Three days later, his body - eye detached, ear missing, head bashed in - was noticed by a fisherman on the Tallahatchee River. With his death, a powerful, lasting symbol was born.

``His bloated face was the ugliness of American racism staring us right in the eye,'' says Clenora Hudson-Weems, a University of Missouri-Columbia professor and author of ``Emmett Till: Sacrificial Lamb of the Civil Rights Movement.'' ``It became the catalyst for the civil rights movement. It set the stage for the Montgomery bus boycott three months later.''

There were hundreds of lynchings in this country from post-Reconstruction to the climactic 1960s civil rights achievements.

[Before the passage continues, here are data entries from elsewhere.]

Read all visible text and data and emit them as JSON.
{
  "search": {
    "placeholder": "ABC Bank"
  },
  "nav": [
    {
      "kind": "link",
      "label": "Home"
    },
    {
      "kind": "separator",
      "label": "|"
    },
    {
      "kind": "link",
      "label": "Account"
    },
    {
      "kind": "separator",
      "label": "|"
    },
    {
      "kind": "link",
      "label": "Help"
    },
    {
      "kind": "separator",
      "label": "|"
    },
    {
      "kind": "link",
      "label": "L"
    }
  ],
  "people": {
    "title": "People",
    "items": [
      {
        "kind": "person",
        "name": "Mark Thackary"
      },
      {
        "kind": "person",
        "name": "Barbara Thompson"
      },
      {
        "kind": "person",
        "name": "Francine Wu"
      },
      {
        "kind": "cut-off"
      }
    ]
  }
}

Indeed, two black men who had advocated voting rights for their race had been murdered earlier in 1955 in Mississippi. But the bullet fired into a brash, handsome boy's head would be a shot heard round the world.

His mother demanded that he be brought home for burial and she insisted upon an open casket for the grisly corpse and a public viewing that drew tens of thousands.

``Have you ever sent a loved son on vacation and had him returned to you in a pine box so horribly battered and waterlogged that someone needs to tell you this sickening sight is your son?'' she asked then.

The subsequent trial of two white men in this Mississippi Delta town was covered by journalists from all over, and their acquittals spurred worldwide outrage. It was ``the first great media event of the civil rights movement,'' wrote David Halberstam in his 1993 book, ``The Fifties.''

``For whatever reason - the brutality of the murder of a child, the public funeral in Chicago, or the vague sense among many in the North that something like this was bound to happen - the case became a cause celebre,'' Halberstam wrote.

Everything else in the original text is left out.